Bij besluiten van respectievelijk 25 juni 2015, 1 juli 2015, 6 juli 2015 en 9 juli 2015 heeft de officiële dierenarts van de NVWA in totaal twintig partijen melkpoeder afkomstig uit Singapore geweigerd voor invoer in de EU (de primaire besluiten). Aan de weigering heeft de NVWA ten grondslag gelegd dat bij de overeenstemmingscontrole door de officiële dierenarts is vastgesteld dat het identificatiemerk op de partijen melkpoeder niet voldoet aan de invoervoorwaarde dat daarop het land van de productie-inrichting moet zijn vermeld. Bij uitspraak van 29 juli 2015 (ECLI:NL:RBROT:2015:5500) heeft de voorzieningenrechter van de rechtbank Rotterdam (voorzieningenrechter) het verzoek om voorlopige voorziening tegen de besluiten van 25 juni 2015 afgewezen.
Bij besluit van 30 oktober 2015, waartegen het beroep bij de rechtbank was gericht, heeft de NVWA de bezwaren van appellanten ongegrond verklaard. De NVWA heeft het standpunt dat de partijen melkpoeder niet voldoen aan de invoervoorwaarden als bedoeld in artikel 2, tweede lid, aanhef en onder j, van (de hierna te noemen) Richtlijn 97/78, gehandhaafd.

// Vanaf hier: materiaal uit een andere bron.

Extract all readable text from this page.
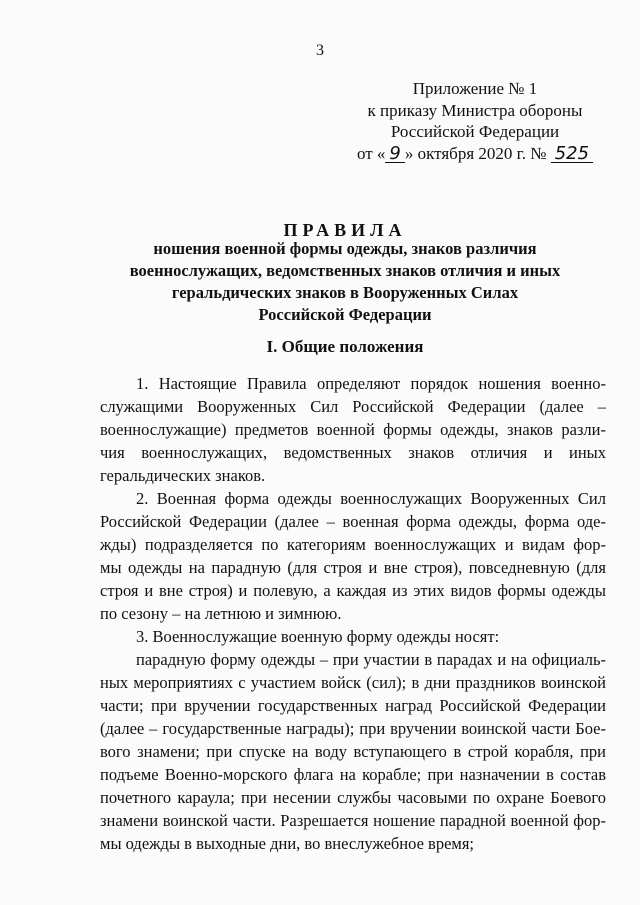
3
Приложение № 1
к приказу Министра обороны
Российской Федерации
от « 9 » октября 2020 г. № 525
ПРАВИЛА
ношения военной формы одежды, знаков различия
военнослужащих, ведомственных знаков отличия и иных
геральдических знаков в Вооруженных Силах
Российской Федерации
I. Общие положения
1. Настоящие Правила определяют порядок ношения военно-
служащими Вооруженных Сил Российской Федерации (далее –
военнослужащие) предметов военной формы одежды, знаков разли-
чия военнослужащих, ведомственных знаков отличия и иных
геральдических знаков.
2. Военная форма одежды военнослужащих Вооруженных Сил
Российской Федерации (далее – военная форма одежды, форма оде-
жды) подразделяется по категориям военнослужащих и видам фор-
мы одежды на парадную (для строя и вне строя), повседневную (для
строя и вне строя) и полевую, а каждая из этих видов формы одежды
по сезону – на летнюю и зимнюю.
3. Военнослужащие военную форму одежды носят:
парадную форму одежды – при участии в парадах и на официаль-
ных мероприятиях с участием войск (сил); в дни праздников воинской
части; при вручении государственных наград Российской Федерации
(далее – государственные награды); при вручении воинской части Бое-
вого знамени; при спуске на воду вступающего в строй корабля, при
подъеме Военно-морского флага на корабле; при назначении в состав
почетного караула; при несении службы часовыми по охране Боевого
знамени воинской части. Разрешается ношение парадной военной фор-
мы одежды в выходные дни, во внеслужебное время;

Ter motivering van dit oordeel heeft de NVWA verwezen naar de overwegingen van de voorzieningenrechter en deze overwegingen tot de zijne gemaakt.
Uitspraak van de rechtbank
De rechtbank heeft het beroep van appellanten ongegrond verklaard. De rechtbank heeft, voor zover voor het hoger beroep van belang en samengevat weergegeven, het volgende overwogen.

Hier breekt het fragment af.